Institutional investors will bid to set a reference price for Baraka Patenga shares and later the general public will apply for the same at a 10% discount
The 72-hour bidding to fix the share price for an initial public offering (IPO) of Baraka Patenga Power Limited will begin on 15 February.
The bidding – a requirement for going public under the book-building method – is due to take place between 5pm on 15 February and 5pm on 18 February at the Dhaka Stock Exchange, said sources.
According to the book-building process rules, institutional investors will bid to set a reference price for Baraka Patenga shares and later the general public will apply for the same at a 10% discount.
Previously, on 5 January, Baraka Patenga received approval from the Bangladesh Securities and Exchange Commission (BSEC) to explore the price.
The company wants to raise Tk225 crore through the IPO.
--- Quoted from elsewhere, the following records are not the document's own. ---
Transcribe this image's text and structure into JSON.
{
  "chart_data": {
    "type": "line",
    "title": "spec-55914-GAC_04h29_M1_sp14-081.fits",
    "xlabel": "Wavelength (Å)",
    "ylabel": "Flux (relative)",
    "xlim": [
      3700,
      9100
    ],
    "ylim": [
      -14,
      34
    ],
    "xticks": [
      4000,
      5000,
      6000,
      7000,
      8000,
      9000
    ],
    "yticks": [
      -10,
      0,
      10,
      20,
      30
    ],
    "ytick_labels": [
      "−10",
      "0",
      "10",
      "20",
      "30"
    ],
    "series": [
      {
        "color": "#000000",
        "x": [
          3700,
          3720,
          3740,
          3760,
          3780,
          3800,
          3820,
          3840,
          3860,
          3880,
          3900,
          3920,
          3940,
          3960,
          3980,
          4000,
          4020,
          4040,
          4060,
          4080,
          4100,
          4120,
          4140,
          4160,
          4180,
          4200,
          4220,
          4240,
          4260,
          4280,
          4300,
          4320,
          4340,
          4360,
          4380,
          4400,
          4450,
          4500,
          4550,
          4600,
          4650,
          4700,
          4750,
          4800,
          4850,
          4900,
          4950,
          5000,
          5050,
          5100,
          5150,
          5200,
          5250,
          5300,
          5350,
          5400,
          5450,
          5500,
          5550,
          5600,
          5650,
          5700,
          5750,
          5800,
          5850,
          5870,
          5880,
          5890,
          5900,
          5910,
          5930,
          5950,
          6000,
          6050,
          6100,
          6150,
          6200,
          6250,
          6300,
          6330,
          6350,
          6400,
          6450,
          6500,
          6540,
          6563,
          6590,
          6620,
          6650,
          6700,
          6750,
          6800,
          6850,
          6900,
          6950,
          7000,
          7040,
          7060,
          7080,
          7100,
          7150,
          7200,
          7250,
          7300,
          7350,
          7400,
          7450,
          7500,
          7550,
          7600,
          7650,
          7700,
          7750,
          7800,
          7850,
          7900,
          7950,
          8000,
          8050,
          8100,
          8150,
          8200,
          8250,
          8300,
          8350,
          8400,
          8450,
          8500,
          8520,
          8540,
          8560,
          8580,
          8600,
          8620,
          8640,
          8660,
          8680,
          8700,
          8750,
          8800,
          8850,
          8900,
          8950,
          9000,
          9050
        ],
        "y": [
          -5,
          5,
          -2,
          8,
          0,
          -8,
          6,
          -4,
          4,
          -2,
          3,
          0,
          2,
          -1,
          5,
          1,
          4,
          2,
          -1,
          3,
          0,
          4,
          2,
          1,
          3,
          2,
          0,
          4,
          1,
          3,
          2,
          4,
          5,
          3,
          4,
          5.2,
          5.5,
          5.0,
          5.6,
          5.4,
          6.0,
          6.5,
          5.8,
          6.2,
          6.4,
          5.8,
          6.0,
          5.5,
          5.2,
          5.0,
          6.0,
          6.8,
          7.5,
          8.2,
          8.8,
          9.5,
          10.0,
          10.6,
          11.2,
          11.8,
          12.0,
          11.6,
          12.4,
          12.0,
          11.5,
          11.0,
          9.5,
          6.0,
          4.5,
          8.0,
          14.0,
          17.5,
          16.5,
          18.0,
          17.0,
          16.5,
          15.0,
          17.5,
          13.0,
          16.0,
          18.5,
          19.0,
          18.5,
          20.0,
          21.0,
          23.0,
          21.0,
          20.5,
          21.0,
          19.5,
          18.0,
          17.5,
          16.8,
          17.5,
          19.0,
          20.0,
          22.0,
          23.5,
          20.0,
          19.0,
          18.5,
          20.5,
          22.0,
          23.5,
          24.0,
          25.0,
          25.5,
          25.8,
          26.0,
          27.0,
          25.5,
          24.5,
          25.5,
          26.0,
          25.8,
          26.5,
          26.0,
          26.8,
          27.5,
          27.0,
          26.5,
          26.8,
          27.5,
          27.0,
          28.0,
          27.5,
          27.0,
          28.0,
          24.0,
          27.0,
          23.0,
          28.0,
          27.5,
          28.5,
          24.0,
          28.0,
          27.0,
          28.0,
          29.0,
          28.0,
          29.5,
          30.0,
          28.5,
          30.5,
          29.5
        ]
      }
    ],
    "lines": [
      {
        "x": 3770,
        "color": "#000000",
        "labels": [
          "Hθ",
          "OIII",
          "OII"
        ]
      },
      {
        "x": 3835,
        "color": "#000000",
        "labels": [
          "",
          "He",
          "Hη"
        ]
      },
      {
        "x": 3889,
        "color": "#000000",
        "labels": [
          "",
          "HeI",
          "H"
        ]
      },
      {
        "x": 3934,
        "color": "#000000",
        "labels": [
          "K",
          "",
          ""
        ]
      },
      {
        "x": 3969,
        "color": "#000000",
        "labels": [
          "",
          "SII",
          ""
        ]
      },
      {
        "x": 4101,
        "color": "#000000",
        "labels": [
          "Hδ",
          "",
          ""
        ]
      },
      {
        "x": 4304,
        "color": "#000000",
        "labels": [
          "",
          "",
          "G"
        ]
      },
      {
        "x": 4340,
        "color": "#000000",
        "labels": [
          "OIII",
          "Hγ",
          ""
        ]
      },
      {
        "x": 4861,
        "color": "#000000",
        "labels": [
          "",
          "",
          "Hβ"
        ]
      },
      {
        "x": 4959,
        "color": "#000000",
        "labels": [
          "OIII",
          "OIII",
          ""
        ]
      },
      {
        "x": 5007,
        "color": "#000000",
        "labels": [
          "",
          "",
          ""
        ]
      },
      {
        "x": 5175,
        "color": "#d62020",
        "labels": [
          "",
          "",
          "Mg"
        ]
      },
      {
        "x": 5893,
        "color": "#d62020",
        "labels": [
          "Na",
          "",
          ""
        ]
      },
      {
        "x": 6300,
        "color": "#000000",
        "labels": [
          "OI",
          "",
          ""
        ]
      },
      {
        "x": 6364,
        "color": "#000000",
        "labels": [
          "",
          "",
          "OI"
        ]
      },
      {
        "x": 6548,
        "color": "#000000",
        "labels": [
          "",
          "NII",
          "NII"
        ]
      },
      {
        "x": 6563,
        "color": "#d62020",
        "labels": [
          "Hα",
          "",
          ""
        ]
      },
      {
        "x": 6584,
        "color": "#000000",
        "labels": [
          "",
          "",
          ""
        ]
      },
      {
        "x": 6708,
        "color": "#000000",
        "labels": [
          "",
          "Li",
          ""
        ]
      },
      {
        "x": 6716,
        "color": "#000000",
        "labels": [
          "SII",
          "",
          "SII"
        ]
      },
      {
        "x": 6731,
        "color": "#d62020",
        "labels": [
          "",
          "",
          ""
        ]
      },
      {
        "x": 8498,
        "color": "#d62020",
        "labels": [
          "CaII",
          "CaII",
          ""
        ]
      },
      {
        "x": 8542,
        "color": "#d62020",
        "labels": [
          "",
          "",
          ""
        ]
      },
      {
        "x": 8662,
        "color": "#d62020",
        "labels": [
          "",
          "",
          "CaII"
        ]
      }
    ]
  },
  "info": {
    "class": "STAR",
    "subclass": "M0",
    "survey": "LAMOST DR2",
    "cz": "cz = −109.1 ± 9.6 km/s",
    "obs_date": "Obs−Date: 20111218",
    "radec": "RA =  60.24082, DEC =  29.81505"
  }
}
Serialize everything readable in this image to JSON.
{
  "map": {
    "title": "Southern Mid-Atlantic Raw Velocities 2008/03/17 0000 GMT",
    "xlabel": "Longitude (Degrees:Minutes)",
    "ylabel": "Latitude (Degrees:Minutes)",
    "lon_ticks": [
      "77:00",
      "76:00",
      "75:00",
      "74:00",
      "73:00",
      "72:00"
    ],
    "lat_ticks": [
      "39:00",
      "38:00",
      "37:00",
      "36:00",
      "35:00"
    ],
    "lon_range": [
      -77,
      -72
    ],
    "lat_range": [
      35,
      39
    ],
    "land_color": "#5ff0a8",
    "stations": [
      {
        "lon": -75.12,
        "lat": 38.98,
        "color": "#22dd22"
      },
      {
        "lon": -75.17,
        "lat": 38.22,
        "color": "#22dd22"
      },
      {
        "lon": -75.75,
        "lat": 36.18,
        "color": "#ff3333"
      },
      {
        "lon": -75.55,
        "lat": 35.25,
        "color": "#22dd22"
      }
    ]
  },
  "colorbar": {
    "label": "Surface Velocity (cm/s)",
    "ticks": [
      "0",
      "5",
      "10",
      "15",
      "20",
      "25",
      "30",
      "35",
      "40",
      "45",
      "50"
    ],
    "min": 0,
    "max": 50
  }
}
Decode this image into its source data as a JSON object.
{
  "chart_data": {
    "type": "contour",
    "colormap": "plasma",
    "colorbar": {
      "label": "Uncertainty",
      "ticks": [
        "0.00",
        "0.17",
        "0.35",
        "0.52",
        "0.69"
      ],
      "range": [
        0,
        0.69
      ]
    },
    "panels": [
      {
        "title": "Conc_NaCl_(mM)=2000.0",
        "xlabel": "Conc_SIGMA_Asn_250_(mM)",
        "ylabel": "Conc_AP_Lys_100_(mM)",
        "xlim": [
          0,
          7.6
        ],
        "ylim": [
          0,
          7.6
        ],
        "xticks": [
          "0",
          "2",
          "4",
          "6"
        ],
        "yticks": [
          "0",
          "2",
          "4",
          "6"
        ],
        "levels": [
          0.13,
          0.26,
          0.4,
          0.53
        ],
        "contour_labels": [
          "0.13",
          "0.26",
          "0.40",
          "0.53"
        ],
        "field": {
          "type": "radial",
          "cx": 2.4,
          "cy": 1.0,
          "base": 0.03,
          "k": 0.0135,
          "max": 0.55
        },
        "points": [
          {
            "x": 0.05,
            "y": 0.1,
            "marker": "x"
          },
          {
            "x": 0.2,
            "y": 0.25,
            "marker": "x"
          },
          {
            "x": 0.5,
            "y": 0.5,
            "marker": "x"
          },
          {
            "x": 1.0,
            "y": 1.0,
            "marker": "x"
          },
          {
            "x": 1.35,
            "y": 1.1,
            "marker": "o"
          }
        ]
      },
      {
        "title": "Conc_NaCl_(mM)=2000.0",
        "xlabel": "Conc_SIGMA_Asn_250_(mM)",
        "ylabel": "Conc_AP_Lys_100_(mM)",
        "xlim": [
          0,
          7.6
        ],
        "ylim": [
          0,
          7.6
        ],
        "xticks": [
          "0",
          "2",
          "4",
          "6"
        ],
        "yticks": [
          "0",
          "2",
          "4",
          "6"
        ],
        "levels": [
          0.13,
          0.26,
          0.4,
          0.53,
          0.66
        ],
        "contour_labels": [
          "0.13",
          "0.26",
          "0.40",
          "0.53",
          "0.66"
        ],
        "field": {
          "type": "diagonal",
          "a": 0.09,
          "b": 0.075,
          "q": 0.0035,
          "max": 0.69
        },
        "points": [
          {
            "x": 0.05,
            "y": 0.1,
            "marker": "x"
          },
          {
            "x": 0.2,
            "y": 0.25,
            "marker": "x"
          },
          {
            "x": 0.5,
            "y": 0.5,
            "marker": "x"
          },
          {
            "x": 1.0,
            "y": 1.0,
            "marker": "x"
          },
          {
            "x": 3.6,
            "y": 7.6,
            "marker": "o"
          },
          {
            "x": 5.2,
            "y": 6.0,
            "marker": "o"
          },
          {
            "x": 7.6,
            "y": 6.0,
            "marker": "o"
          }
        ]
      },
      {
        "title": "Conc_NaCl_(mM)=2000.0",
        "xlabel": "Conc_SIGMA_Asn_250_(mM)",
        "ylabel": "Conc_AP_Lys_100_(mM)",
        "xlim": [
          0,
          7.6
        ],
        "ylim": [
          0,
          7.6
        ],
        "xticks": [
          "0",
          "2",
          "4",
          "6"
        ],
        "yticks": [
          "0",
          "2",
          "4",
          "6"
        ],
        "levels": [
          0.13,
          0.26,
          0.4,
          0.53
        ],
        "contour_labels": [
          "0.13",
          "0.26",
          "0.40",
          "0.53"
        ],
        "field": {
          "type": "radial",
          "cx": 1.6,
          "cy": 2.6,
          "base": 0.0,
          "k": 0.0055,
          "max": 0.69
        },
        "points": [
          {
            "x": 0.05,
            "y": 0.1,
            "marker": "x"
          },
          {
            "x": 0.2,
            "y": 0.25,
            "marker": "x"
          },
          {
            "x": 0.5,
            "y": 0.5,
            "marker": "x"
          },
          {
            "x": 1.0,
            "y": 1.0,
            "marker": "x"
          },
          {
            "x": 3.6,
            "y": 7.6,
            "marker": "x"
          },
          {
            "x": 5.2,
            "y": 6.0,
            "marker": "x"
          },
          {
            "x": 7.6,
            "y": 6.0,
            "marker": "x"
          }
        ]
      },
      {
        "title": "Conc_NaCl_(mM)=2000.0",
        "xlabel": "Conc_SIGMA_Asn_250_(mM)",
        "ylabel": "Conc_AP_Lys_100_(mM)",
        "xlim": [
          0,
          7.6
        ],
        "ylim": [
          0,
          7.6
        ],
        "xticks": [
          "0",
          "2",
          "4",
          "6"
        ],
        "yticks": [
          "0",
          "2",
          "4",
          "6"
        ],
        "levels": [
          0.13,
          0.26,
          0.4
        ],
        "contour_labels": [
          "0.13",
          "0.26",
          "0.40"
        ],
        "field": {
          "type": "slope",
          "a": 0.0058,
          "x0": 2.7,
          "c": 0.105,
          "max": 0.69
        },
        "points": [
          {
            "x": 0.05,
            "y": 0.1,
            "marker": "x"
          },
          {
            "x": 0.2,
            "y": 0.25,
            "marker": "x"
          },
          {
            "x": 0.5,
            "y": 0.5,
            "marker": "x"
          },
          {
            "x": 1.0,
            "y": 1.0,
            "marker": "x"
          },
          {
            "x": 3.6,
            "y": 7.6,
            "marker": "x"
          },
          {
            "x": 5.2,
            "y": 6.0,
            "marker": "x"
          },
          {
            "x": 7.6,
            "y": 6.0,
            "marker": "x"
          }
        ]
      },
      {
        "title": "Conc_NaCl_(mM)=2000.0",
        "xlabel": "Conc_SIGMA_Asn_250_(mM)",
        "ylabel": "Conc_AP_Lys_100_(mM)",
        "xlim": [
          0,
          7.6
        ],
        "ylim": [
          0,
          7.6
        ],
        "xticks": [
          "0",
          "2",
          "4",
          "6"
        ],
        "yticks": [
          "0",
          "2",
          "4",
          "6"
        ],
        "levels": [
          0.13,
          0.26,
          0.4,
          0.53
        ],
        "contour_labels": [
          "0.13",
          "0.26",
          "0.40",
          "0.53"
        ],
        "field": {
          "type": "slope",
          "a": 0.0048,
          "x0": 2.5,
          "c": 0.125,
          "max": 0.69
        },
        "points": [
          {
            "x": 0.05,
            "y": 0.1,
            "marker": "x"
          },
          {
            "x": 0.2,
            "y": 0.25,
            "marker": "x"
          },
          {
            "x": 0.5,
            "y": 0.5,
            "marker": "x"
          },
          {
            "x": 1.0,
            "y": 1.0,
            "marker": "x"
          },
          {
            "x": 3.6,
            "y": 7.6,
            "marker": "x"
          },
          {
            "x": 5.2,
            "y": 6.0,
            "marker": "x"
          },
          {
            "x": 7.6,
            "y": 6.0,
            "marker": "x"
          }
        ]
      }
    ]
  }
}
The company will invest part of its IPO proceeds of Tk144.34 crore in two of its power generation subsidiaries – Karnaphuli Power Ltd and Baraka Shikalbaha Power Ltd.
The rest of the funds will be used to repay loans and bear the expenses of the IPO process, the BSEC said in a statement.
LankaBangla Investments Ltd, a leading local merchant bank, is the issue manager of Baraka Patenga's IPO.
The BSEC also decided that the company cannot further increase its paid-up capital by issuing bonus shares within the next five years. Also, the company must hold at least 51% of the shares of its two subsidiaries, according to the securities regulator.
At the end of fiscal year 2019-2020, Baraka Patenga's net asset value (NAV) per share stood at Tk23, without a revaluation surplus. The company's NAV per share is Tk20.98, excluding that of its subsidiaries.
In the last fiscal year, the company's consolidated earnings per share (EPS) was Tk4.37, which was Tk1.84 on a solo basis. The five-year weighted average of the company's consolidated EPS was Tk3.30, which was Tk2.82, if profits of subsidiaries were excluded.
Baraka Group, mainly a venture of non-resident Bangladeshis, began its journey in the mid-2000s to develop a modern residential area in Sylhet.
The group entered the power generation business more than a decade ago and its first power venture – Sylhet Barakatullah Electrodynamics, now Baraka Power Limited – was listed on both bourses.
The group also expanded into apparel exports, and collaborated with world-renowned technical partners and financiers – such as the World Bank Group's International Finance Corporation – which helped the group grow further in the sector of power generation.
Baraka Patenga Power owns a 50MW power plant – located in Patenga, Chattogram – which started a commercial run in May 2014. Baraka Power owns 51% shares of Baraka Patenga.
Now Baraka Patenga is working to strengthen its subsidiaries, both of which are already in operation but are still waiting to get their equity structures improved for the sake of availing necessary loans.
Baraka Shikalbaha, a 105MW heavy fuel oil-based power plant, came into production in May 2019, while Karnaphuli Power, a 110 MW plant, started generating power in August.